The prosecution claims all four defendants are part of the Northside Newham Gang and on the night of the murder had driven across the A13 - which marks an unofficial border - and into the territory of rival gangs from the E16 and E6 postcodes.
“This was a ride out into enemy territory and they were looking for someone, anyone, to attack,” said Mr Glasgow.
The prosecutor said Mr Gomoh worked for the NHS at St Bart’s Hospital in central London and he added: “He was described by his girlfriend and his family as someone who had no bad blood with anyone and who was ambitious to make something of himself.”

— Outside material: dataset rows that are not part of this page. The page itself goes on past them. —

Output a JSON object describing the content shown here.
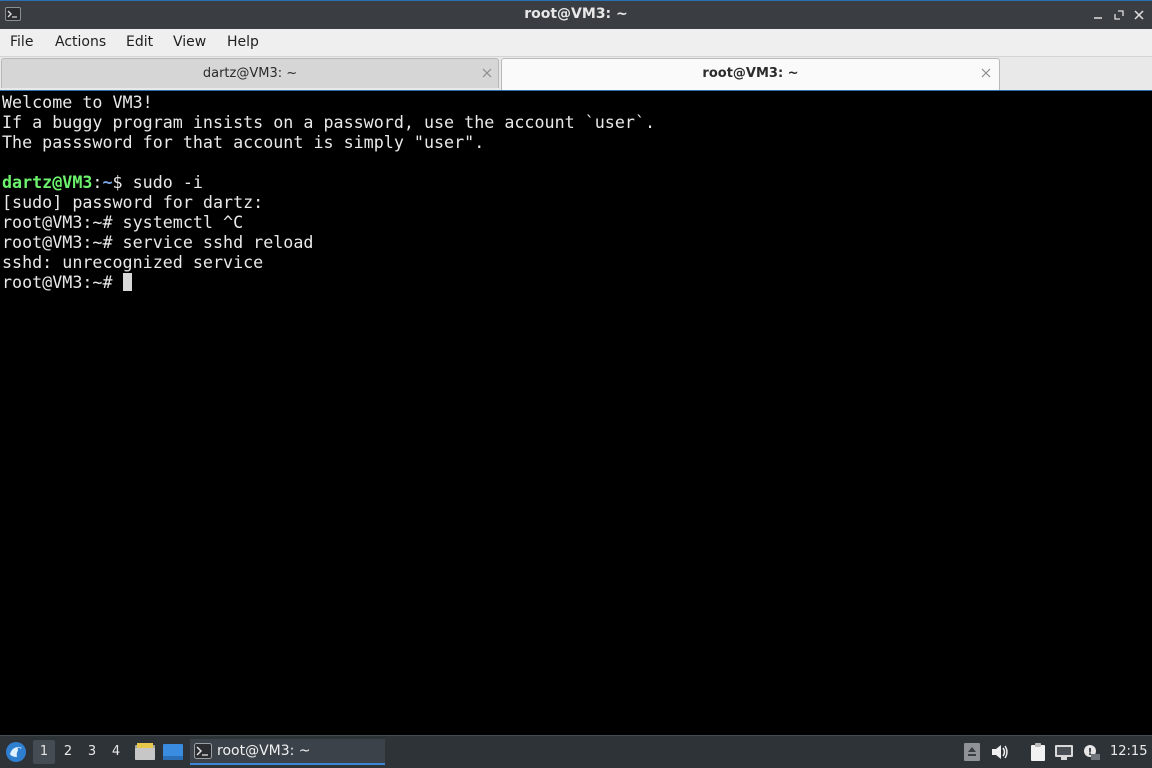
{
  "window": {
    "title": "root@VM3: ~"
  },
  "menu": [
    "File",
    "Actions",
    "Edit",
    "View",
    "Help"
  ],
  "tabs": [
    {
      "label": "dartz@VM3: ~",
      "active": false
    },
    {
      "label": "root@VM3: ~",
      "active": true
    }
  ],
  "terminal": {
    "lines": [
      "Welcome to VM3!",
      "If a buggy program insists on a password, use the account `user`.",
      "The passsword for that account is simply \"user\".",
      "",
      "",
      "[sudo] password for dartz:",
      "root@VM3:~# systemctl ^C",
      "root@VM3:~# service sshd reload",
      "sshd: unrecognized service",
      "root@VM3:~# "
    ],
    "user_prompt": {
      "user_host": "dartz@VM3",
      "colon": ":",
      "path": "~",
      "symbol": "$ ",
      "command": "sudo -i"
    }
  },
  "taskbar": {
    "workspaces": [
      "1",
      "2",
      "3",
      "4"
    ],
    "active_workspace": "1",
    "task_label": "root@VM3: ~",
    "clock": "12:15"
  },
  "icons": {
    "app": "terminal-icon",
    "start": "lxqt-menu-icon",
    "file_manager": "file-manager-icon",
    "show_desktop": "show-desktop-icon",
    "tray": [
      "scroll-up-icon",
      "volume-icon",
      "clipboard-icon",
      "network-icon",
      "notification-icon"
    ]
  },
  "colors": {
    "terminal_bg": "#000000",
    "terminal_fg": "#e9e9e9",
    "prompt_user": "#6cf26c",
    "prompt_path": "#7da7e8",
    "titlebar": "#3a3e43",
    "taskbar": "#2e3338",
    "accent": "#3a85d6"
  }
}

Mr Glasgow said the prosecution included scientific evidence against Jalloh and the teenager and a “visual confession” by Ture - a drawing he had made of the stabbing of Mr Gomoh which the prosecution claimed could only have been done by someone who had been there at the time.
Mr Glasgow said Jalloh, who was known by the streetname Mojo, and the teenager had both appeared in a video featuring members of the Woodgrange Gang and Chad Green Gang - both part of the Northside Newham Gang - in which they “boasted of their violent rivalry” with the opposition.
The trial is expected to last for four weeks.